The script we're using here is similar to the one in the previous example. We load the raw output from a network device and use a TextFSM template (brief.textfsm) to parse this data into a structured format.

brief.textfsm

Value Interface (\S+)
Value IPAddress (\d{1,3}.\d{1,3}.\d{1,3}.\d{1,3}|unassigned)
Value Status (administratively down|up|down)
Value Protocol (administratively down|up|down)

Start
  ^${Interface}\s+${IPAddress}\s+.+?${Status}\s+${Protocol} -> Record

The template is also similar but designed to handle a slightly more complex output. In the template, we've specified how to recognize different types of data. For example, the Interface field uses \S+ to capture any sequence of non-space characters, ensuring we get the entire interface name. The IPAddress field looks for a sequence of digits separated by dots or the word 'unassigned', capturing the IP address or its absence.
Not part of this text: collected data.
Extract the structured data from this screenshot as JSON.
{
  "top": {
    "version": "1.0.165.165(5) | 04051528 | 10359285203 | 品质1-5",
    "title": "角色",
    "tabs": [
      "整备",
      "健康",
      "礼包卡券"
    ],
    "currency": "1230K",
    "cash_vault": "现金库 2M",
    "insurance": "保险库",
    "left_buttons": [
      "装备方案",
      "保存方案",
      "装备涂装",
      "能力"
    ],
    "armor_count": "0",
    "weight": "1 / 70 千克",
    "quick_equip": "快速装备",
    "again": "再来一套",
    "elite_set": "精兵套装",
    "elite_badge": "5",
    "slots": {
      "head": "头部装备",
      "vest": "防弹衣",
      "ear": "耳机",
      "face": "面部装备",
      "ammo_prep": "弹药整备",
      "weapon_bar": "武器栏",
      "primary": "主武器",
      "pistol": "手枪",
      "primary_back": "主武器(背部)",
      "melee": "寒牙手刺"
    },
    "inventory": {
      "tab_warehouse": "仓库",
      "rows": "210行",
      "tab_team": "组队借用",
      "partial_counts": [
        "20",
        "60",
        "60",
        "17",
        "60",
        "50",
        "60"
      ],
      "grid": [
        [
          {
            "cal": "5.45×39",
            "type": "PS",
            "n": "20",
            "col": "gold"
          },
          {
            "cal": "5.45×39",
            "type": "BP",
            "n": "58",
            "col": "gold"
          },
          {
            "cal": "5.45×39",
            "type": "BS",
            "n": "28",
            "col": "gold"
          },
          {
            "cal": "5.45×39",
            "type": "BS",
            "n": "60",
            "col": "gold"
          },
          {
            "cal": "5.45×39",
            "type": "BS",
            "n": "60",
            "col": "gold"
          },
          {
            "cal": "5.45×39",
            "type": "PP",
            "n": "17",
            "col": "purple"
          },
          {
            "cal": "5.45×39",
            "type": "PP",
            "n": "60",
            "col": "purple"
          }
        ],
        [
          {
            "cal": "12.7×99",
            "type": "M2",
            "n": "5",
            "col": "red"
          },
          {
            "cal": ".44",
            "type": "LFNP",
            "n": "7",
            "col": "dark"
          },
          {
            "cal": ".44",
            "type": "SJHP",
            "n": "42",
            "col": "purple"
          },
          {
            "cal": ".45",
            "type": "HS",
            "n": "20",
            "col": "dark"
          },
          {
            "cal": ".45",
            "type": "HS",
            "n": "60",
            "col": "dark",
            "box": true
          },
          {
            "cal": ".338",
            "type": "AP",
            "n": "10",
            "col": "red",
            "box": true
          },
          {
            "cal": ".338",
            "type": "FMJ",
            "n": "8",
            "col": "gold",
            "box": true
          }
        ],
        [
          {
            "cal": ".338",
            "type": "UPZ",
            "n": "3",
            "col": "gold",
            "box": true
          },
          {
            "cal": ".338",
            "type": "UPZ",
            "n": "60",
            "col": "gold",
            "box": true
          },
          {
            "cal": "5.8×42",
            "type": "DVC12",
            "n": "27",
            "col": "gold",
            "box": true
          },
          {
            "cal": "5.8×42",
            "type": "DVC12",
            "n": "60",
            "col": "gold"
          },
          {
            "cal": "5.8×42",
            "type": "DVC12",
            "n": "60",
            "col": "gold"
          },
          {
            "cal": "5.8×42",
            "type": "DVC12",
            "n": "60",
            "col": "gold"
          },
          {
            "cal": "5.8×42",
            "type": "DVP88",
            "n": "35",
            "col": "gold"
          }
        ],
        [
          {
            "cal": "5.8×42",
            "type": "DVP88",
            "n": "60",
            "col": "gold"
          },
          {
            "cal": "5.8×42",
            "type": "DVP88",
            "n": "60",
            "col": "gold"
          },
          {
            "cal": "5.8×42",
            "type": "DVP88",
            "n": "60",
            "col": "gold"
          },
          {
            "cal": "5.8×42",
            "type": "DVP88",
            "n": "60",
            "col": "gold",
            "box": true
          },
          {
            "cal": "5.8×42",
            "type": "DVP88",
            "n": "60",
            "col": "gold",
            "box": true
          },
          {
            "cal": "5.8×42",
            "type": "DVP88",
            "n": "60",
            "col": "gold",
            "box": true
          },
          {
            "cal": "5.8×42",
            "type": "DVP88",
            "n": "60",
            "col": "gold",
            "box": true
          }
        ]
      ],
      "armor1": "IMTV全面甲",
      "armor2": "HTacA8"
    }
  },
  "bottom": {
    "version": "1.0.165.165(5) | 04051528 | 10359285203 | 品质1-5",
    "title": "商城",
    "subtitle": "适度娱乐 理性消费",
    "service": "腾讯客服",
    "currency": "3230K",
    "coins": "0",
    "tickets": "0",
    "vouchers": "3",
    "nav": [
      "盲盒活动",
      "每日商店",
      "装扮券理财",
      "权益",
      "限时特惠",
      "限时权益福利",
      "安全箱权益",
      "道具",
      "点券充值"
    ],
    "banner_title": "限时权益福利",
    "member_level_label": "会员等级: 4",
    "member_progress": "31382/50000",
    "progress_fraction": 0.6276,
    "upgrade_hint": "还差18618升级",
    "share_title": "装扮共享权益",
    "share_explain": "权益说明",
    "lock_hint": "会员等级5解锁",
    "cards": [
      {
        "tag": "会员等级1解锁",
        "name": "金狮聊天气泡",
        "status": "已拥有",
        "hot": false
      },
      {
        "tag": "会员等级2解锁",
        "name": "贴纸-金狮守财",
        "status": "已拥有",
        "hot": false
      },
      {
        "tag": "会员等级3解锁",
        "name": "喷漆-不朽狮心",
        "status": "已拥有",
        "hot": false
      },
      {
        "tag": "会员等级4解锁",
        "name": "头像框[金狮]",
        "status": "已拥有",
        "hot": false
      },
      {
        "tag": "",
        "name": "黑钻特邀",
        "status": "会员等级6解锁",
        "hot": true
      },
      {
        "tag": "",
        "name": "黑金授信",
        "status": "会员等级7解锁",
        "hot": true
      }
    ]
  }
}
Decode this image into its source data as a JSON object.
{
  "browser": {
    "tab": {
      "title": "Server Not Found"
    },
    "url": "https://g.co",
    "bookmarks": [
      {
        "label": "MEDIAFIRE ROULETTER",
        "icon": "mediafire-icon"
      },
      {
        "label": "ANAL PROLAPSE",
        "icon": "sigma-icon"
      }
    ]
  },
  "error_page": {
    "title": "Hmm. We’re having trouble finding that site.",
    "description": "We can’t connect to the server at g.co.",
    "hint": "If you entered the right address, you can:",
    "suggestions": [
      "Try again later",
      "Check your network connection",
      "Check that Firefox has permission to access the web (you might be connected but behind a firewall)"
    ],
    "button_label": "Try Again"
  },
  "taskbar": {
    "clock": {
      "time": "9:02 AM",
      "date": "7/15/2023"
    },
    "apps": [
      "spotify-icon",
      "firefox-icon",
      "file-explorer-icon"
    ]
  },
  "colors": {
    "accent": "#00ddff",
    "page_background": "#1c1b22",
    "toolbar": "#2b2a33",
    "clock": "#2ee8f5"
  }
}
The fields for Status and Protocol are set to match specific words, including administratively down, up, and down, reflecting the various statuses an interface might have. Here is the output when you run the script.

[
    {
        "Interface": "GigabitEthernet0/0/0",
        "IPAddress": "unassigned",
        "Status": "administratively down",
        "Protocol": "down"
    },
    {
        "Interface": "GigabitEthernet0/0/1",
        "IPAddress": "unassigned",
        "Status": "administratively down",
        "Protocol": "down"
    },
    {
        "Interface": "GigabitEthernet0/0/2",
        "IPAddress": "10.10.240.145",
        "Status": "up",
        "Protocol": "up"
    },
    {
        "Interface": "GigabitEthernet0/0/3",
        "IPAddress": "unassigned",
        "Status": "administratively down",
        "Protocol": "down"
    },
    {
        "Interface": "GigabitEthernet0/0/4",
        "IPAddress": "unassigned",
        "Status": "administratively down",
        "Protocol": "down"
    },
    {
        "Interface": "Te0/1/0",
        "IPAddress": "10.10.240.10",
        "Status": "up",
        "Protocol": "up"
    },
    {
        "Interface": "Te0/1/1",
        "IPAddress": "10.10.240.12",
        "Status": "up",
        "Protocol": "up"
    },
    {
        "Interface": "Te0/1/2",
        "IPAddress": "unassigned",
        "Status": "administratively down",
        "Protocol": "down"
    },
    {
        "Interface": "GigabitEthernet0",
        "IPAddress": "unassigned",
        "Status": "administratively down",
        "Protocol": "down"
    },
    {
        "Interface": "Loopback0",
        "IPAddress": "10.10.10.10",
        "Status": "up",
        "Protocol": "up"
    },
    {
        "Interface": "Tunnel22",
        "IPAddress": "192.168.100.1",
        "Status": "up",
        "Protocol": "up"
    }
]

TextFSM Playground: Get Hands-on

To test out the TextFSM example just covered, click below:

Try It Out Live

Using TextFSM with Ansible

In the previous sections, we explored how to use TextFSM with Python to parse semi-structured data from network devices. Now, let’s see how Ansible can be used to achieve similar results. This method is particularly useful if you prefer using Ansible for network automation tasks.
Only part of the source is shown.